Work towards achieving integration of the Muslim individual's Islamic personality.
Endeavour to present real facts within the frame-work of Islamic rule of conduct.
Endeavour to acquaint the Muslim individual with his duties towards others, his basic rights and liberties.
Article 2
Muslim Media-Men should strive to unite the ranks of Muslims, and to advocate resorting to wisdom, Islamic brotherhood and tolerance in solving their problems.
Islamic Media-men should be committed to the following: To combat all forms of colonialism, aggression, Fascism and Racism.
To combat Zionism and its colonialist policy of creating settlements as well as its ruthless suppression of the Palestinian people.
Islamic Media-men should keep vigilance against anti-Islamic ideas and trends.
Article 3
Islamic Media-Men should censor all material which is either broadcast or published, in order to protect the Ummah from influences which are harmful to Islamic character and values, and in order to forestall all dangers.
Islamic Media-workers should follow a decent style in carrying out the duties and should in preserving the integrity of the profession and Islamic traditions avoid using offensive words and refrain from publishing obscene material, nor indulge in cynicism, slander, provocation of "Fitna'' rumour-mongering and other forms of defamatory actions.
To refrain from either broadcasting or publishing anything that goes against public morality and the rules of decent demeanour. This also means any condoning of crime, violence, suicide or anything that arouses terror or provokes lower instincts, whether directly or indirectly, should be strictly avoided.

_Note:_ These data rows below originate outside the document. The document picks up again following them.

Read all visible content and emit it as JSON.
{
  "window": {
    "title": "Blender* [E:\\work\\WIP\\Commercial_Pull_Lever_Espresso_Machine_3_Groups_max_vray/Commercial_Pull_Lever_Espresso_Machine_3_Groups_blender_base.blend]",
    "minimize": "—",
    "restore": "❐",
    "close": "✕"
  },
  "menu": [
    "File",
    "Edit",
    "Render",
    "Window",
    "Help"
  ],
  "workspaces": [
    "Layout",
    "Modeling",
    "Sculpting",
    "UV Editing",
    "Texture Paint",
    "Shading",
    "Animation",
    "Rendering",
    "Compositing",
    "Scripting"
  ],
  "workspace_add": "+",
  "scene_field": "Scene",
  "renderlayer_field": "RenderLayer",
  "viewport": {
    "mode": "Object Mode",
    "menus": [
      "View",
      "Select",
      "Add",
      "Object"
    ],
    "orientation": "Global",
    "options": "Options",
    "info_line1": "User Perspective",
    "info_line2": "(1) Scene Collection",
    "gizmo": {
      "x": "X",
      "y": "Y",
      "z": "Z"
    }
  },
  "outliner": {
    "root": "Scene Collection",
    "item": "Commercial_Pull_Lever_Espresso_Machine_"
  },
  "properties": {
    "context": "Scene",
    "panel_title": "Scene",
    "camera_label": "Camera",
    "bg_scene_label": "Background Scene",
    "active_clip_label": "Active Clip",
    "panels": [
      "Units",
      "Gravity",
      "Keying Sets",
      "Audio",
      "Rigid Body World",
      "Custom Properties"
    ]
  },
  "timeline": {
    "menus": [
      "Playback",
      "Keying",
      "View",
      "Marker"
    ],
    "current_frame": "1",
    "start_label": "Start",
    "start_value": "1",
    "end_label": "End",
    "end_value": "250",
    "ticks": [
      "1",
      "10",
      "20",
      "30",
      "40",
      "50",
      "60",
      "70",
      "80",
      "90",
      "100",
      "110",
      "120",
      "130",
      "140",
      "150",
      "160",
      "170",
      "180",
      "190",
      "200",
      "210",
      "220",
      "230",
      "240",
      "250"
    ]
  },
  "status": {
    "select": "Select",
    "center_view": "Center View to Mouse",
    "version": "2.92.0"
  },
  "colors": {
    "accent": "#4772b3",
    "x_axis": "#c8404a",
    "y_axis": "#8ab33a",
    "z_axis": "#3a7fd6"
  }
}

Commercial advertisements which go against morality should be stricly debarred from either broadcasts or publications.
Article 4
Islamic journalists must be committed to the propagation of Da'wah, to elucidating Islamic issues and to the defence of Muslim point of view. They should also seek to introduce Muslim peoples to one another. They should also be interested in Islamic history, Islamic civilization and the promotion of Arabic language and its dissemination among Muslims, especially Muslim minorities. They should also be committed to re-establish the dominion of Shariah, in lieu of man-made laws and principles. They must be committed to struggle for the liberation of Palestine, especially Al-Quds. They must be totally dedicated to the idea of the Islamic Ummah which must be untainted by either regional, national or tribal chauvinism. They must also strongly advocate the fight against under development in all its manifestations and support the effort towards full development which should guarantee to the Ummah its betterment and power.